As mentioned, there are long lists of distractions that can be dangerous for drivers. Some of the other major types include adjusting vehicle controls, adjusting the radio, daydreaming, looking at a map and even focusing on an insect on the inside or outside of the automobile.

Distracted Driving Comparisons

Evidence is conflicting regarding the effect of cell phone usage when compared to other tasks. For instance, studies of subjects using driving simulators showed that phone conversations are far more disruptive than speaking to passengers or manipulating the radio dial. However, a conflation of statistical analyses shows that these tasks are an equal detriment to driving performance as cell phone usage.

Studies comparing cell phone usage to alcohol consumption showed that a phone conversation is comparable to driving with a blood alcohol concentration of 0.08%, the legal threshold for driving while impaired. However, the level of impairment with alcohol typically extends throughout the duration of the drive, whereas cell phone usage is typically limited to a portion of the trip. In addition, although the effects are similar at the legal threshold, higher levels of blood alcohol content increase the risk substantially.

Eating While Driving

This is something most people have done behind the wheel at least once. Many times people just don’t have the time to sit down and enjoy a meal, so they take a hamburger to go. While it may seem harmless, eating behind the wheel distracts you just like another other activity does. It takes your focus off the wheel and onto the food in front of them.

Talking to Passengers

Some experts believe that talking to people inside your car is just as bad as talking to people outside your car with a cell phone. While that may or may not be true, having a conversation while driving can impact your driving ability and attention. The goal is to always keep your eyes on the road and your attention there as well. Emotionally charged conversations can be especially dangerous.

Grooming and Driving

Applying makeup, hair brushing and other forms of personal grooming has become commonplace behind the wheel. It should be obvious that this is not an acceptable behavior while driving. This is another example of people not having the time to sit down and groom themselves, but that is no excuse for putting other people in danger.
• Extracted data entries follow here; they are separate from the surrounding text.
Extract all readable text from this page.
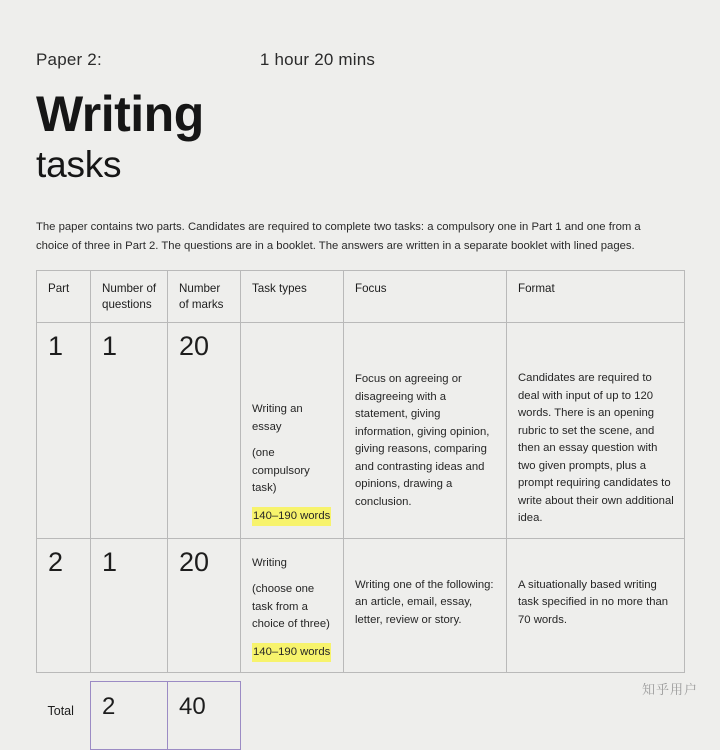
Paper 2:	1 hour 20 mins
Writing
tasks
The paper contains two parts. Candidates are required to complete two tasks: a compulsory one in Part 1 and one from a choice of three in Part 2. The questions are in a booklet. The answers are written in a separate booklet with lined pages.
Part	Number of questions	Number of marks	Task types	Focus	Format
1	1	20	Writing an essay
(one compulsory task)
140–190 words	Focus on agreeing or disagreeing with a statement, giving information, giving opinion, giving reasons, comparing and contrasting ideas and opinions, drawing a conclusion.	Candidates are required to deal with input of up to 120 words. There is an opening rubric to set the scene, and then an essay question with two given prompts, plus a prompt requiring candidates to write about their own additional idea.
2	1	20	Writing
(choose one task from a choice of three)
140–190 words	Writing one of the following: an article, email, essay, letter, review or story.	A situationally based writing task specified in no more than 70 words.

Total	2	40			
知乎用户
Either find time or go to work unkempt.

Reading While Driving

Whether books, maps, or something on that addictive smartphone, reading is one of the worst things to do while driving. Reading requires vision and attention, something that should not be shared with driving. No driver should ever be reading behind the wheel.

Using a GPS

It might be better than using a map, but sometimes those GPS devices are more hindrance than a help. While directions are given aloud, changing your destination usually requires you to hassle with the device, taking your attention away from the wheel. Program your GPS before you get behind the wheel, or find one that is entirely hands-free.

Adjusting the Radio/iPod

Changing songs, skipping forward, and charging stations all require your attention, and there are plenty of ways to bypass needing to change music. Set a music playlist before you start driving or pick a station in advance.

Watching a Video

Watching a video requires you to be watching it instead of the road. Even if you just want to listen to it don’t, it’s a distraction either way.